An Approach to Startup Founder Equity Allocations
An appropriate equity allocation incentivizes future contributions from co-founders and encourages their long-term commitment to the company.
To start, think about what each co-founder will contribute to the company’s future growth. Contributions can come in many forms, such as the ability to code, sell, manage people, execute a plan, operate a company, etc. Carefully weigh these potential contributions and allocate percentage stakes in the company to reflect proportionate rewards for the expected future work. Co-founders often have drastically different but complementary skills. For example, one co-founder may have technical skills, while the other has business acumen and experience. Each can be essential to getting the company off the ground. If the co-founders’ expected contributions are equally important, ownership should be allocated equally, like 50%/50% or 33%/33%/33%. Uneven equity allocations need to be justifiable, perhaps based on the relative importance of expected contributions, and agreed upon by the founding team.
Once future contributions are adequately incentivized, adjust the equity allocations around the margins for any disproportionate past contributions to the business. For example, one of the co-founders may have paid for most of the company’s early expenses, another may have built the original code base, and another may have come up with the business idea. However, do not let these past contributions affect equity allocations too much. Instead, consider what the co-founder’s past contributions mean for their ability to contribute to future success. If the company needs money in the future, will the co-founder help to raise more? If the code needs to change, will the co-founder do it herself or lead the development team? If the original business idea doesn’t catch on, can the co-founder invent and execute new products or services?

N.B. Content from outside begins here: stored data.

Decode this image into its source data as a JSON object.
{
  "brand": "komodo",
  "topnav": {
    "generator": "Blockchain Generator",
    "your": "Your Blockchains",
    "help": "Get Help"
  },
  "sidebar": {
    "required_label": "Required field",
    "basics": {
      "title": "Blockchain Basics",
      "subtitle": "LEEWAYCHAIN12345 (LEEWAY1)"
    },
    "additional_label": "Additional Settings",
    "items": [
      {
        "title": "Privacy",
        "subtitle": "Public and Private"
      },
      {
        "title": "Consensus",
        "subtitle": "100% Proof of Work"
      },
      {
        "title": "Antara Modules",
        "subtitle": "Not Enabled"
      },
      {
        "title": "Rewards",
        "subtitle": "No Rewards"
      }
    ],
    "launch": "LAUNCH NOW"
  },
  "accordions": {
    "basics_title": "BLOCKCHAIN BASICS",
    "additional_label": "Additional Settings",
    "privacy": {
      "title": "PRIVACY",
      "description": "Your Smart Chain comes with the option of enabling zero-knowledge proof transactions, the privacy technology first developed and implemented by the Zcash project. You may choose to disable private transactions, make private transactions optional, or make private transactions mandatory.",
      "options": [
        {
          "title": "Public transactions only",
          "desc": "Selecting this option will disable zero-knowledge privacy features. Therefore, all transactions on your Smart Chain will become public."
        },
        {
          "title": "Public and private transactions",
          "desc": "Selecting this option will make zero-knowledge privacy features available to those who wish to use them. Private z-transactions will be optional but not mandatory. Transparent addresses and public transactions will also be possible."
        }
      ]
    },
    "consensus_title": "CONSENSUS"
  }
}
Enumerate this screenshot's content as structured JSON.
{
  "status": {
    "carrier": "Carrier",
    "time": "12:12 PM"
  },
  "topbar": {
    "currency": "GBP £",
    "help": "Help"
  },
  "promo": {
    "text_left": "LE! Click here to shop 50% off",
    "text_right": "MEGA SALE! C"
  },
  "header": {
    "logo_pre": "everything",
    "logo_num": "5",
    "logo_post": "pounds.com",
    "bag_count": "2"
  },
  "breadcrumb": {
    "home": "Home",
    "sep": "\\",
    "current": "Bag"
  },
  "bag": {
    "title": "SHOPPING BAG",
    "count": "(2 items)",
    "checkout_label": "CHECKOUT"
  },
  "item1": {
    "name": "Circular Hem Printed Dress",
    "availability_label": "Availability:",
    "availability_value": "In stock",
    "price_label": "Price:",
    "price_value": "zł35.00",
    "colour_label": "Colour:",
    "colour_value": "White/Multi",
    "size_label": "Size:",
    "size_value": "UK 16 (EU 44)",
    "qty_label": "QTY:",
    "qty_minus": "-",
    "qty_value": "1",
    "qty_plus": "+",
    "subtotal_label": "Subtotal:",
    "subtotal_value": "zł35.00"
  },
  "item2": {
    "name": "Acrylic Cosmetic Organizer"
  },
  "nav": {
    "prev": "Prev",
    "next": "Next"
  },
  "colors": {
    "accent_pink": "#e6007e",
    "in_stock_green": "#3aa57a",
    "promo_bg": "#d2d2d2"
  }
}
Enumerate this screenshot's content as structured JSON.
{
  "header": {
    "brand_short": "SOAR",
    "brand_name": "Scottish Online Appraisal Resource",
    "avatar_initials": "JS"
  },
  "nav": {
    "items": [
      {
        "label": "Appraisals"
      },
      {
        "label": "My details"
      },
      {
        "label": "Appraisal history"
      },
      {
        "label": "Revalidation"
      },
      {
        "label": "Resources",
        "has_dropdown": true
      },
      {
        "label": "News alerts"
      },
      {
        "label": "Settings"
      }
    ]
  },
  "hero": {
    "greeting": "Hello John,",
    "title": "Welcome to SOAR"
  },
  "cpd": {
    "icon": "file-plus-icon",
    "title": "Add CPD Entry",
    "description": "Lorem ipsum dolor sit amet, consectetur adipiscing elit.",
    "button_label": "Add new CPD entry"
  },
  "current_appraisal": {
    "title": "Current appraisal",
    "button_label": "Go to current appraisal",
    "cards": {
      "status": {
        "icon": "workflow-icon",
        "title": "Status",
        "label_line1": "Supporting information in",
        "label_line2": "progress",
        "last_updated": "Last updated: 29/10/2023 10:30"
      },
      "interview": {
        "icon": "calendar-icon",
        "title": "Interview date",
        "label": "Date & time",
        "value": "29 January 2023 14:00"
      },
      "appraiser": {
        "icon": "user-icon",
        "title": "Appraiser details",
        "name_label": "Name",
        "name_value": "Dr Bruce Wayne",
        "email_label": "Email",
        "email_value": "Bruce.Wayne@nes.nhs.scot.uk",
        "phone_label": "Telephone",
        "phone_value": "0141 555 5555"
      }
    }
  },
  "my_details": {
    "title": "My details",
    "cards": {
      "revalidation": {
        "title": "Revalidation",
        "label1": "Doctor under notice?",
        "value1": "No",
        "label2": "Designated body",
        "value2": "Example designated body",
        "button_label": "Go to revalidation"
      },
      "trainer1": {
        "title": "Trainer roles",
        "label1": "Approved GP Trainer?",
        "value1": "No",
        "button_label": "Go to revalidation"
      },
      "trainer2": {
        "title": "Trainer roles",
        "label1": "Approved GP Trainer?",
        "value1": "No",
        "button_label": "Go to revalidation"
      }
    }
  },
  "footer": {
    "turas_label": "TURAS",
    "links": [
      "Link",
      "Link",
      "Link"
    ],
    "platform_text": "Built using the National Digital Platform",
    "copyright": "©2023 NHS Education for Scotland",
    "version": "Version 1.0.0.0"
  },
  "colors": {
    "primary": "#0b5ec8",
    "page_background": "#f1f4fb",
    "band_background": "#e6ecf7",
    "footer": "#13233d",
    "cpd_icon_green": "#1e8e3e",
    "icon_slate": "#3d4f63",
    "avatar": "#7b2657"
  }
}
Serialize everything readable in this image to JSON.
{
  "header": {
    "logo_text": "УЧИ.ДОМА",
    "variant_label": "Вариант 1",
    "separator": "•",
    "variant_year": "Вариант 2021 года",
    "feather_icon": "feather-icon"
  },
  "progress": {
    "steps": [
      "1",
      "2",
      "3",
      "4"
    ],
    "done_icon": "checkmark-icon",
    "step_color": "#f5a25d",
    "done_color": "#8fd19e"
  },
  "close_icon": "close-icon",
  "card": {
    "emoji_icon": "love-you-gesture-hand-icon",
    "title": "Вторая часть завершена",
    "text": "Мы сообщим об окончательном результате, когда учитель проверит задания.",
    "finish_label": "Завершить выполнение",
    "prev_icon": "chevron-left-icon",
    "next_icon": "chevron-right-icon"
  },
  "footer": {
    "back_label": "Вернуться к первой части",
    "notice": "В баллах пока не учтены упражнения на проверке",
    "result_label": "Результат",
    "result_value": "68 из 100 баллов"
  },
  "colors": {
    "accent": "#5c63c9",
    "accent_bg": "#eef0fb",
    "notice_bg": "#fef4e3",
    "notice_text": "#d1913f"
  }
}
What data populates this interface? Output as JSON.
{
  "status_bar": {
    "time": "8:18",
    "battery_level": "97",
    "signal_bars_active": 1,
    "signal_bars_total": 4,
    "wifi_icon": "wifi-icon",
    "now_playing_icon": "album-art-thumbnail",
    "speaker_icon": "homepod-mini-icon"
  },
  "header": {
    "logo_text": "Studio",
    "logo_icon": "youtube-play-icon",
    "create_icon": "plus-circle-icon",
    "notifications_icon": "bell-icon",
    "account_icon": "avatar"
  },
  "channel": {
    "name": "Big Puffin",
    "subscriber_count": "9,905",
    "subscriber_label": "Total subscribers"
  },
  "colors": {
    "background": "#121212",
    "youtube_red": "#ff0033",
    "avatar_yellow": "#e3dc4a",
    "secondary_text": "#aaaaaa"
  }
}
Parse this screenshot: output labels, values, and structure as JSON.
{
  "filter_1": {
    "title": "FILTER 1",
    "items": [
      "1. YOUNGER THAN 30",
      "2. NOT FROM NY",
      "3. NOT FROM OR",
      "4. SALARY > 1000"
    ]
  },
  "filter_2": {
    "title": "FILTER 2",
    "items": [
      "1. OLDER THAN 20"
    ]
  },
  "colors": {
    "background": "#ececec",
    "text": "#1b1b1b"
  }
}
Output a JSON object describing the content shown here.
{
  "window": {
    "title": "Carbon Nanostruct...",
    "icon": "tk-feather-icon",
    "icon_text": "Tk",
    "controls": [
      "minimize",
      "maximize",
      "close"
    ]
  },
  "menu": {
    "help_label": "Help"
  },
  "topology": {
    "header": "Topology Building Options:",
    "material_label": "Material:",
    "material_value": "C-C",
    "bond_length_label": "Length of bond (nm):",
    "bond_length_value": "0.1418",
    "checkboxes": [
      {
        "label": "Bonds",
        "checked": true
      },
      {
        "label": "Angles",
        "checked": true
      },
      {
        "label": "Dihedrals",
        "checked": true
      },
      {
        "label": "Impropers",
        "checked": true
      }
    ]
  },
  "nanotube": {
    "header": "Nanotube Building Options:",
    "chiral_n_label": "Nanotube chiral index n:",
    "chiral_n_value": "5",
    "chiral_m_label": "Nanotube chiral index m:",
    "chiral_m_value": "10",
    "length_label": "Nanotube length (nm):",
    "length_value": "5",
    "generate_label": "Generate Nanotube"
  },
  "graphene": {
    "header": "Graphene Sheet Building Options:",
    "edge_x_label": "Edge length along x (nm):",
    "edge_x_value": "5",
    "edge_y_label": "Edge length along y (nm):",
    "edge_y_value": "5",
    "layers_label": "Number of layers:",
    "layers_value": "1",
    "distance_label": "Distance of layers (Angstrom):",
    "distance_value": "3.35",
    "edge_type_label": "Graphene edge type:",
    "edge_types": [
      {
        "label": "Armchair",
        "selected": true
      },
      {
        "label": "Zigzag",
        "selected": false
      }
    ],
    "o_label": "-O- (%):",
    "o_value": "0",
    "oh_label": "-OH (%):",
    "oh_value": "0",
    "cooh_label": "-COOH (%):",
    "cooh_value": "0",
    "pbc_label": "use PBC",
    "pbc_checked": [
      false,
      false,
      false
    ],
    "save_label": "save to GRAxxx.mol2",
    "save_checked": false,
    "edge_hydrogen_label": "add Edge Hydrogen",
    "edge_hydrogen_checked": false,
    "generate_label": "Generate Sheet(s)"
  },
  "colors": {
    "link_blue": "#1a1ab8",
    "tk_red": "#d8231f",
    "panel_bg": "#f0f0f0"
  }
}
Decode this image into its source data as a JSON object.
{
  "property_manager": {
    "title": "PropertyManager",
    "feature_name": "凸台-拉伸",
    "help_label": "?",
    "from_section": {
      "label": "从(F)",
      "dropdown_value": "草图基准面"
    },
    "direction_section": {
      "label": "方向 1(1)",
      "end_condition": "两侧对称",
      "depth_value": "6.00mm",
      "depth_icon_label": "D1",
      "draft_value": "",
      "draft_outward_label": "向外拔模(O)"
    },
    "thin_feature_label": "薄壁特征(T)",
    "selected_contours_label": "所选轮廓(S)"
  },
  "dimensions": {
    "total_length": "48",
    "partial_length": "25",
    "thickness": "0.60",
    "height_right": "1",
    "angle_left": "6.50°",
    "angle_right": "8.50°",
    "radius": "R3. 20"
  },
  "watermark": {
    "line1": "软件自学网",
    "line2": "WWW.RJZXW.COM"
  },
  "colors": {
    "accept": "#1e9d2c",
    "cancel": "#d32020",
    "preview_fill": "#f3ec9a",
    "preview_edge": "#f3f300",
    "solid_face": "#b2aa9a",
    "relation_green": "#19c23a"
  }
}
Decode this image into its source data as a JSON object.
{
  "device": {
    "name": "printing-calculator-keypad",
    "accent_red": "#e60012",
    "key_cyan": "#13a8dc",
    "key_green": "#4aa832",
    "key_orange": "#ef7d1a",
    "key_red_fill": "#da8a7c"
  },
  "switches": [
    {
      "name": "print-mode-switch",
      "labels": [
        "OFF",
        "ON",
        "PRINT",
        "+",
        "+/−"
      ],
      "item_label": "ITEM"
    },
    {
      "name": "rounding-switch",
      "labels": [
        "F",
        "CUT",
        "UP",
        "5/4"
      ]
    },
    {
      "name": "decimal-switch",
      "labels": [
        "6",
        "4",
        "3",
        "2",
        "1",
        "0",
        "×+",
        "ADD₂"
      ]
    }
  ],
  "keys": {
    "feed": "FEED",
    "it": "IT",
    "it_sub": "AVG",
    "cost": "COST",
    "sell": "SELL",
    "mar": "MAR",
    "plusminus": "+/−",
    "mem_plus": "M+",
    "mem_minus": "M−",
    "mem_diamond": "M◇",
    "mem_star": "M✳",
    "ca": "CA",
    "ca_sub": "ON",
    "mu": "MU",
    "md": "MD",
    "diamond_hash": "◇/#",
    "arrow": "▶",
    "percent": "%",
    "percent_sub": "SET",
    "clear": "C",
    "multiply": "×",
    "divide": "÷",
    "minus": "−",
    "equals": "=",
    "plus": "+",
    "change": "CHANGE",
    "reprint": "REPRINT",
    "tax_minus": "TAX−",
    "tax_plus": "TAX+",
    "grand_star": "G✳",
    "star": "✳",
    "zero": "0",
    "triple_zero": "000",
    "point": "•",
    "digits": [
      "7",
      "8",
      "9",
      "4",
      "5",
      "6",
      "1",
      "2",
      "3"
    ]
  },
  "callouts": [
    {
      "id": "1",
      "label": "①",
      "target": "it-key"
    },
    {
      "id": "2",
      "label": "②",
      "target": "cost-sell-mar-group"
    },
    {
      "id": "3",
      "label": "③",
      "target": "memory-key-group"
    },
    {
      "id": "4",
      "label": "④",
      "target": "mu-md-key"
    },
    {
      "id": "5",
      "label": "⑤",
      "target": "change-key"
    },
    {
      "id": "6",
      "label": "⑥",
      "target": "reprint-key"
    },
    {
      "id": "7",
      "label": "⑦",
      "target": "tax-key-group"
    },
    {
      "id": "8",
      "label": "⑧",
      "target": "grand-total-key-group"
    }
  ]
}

Notice how the sample equity allocations assume two or three co-founders. A founding team of more than two or three individuals can make it difficult for a young company to make the swift and impactful decisions at the founder level needed for a startup to survive, and later, thrive. Also, be aware that future outside investments will dilute the founders’ initial equity allocations. If the founding team’s initial equity allocation is spread too thin, outside investment may cause the founders to lose voting control over the company sooner.
Don’t Forget to Impose Vesting on Founders’ Shares
No matter how the founding team allocates the company’s equity, make it clear that each co-founder must earn their shares over time through vesting. Co-founders leave their startups all the time for any number of reasons. They might have a falling out with the rest of the founding team. They might need an actual paycheck to pay their bills. They might fall in love and move away. Life happens. The best time to impose vesting is at the company’s start when everyone is on good terms and excited to build a business together. If you need to ask a co-founder to leave the company, you don’t want to be in the weak position of negotiating the repurchase of their shares at the same time because you didn’t think to set up vesting at the start.
Standard Silicon Valley vesting requires someone to earn their shares monthly over four years, with a one-year “cliff” before any shares are vested. In the absence of vesting, a co-founder can leave a company early, keep all their shares, and not contribute anything more to its growth. When economic interests are misaligned like this, keeping the remaining co-founders and the startup’s employees motivated can be challenging. With vesting, if a co-founder leaves, they are only entitled to retain the shares they have earned through their contributions to the company over time.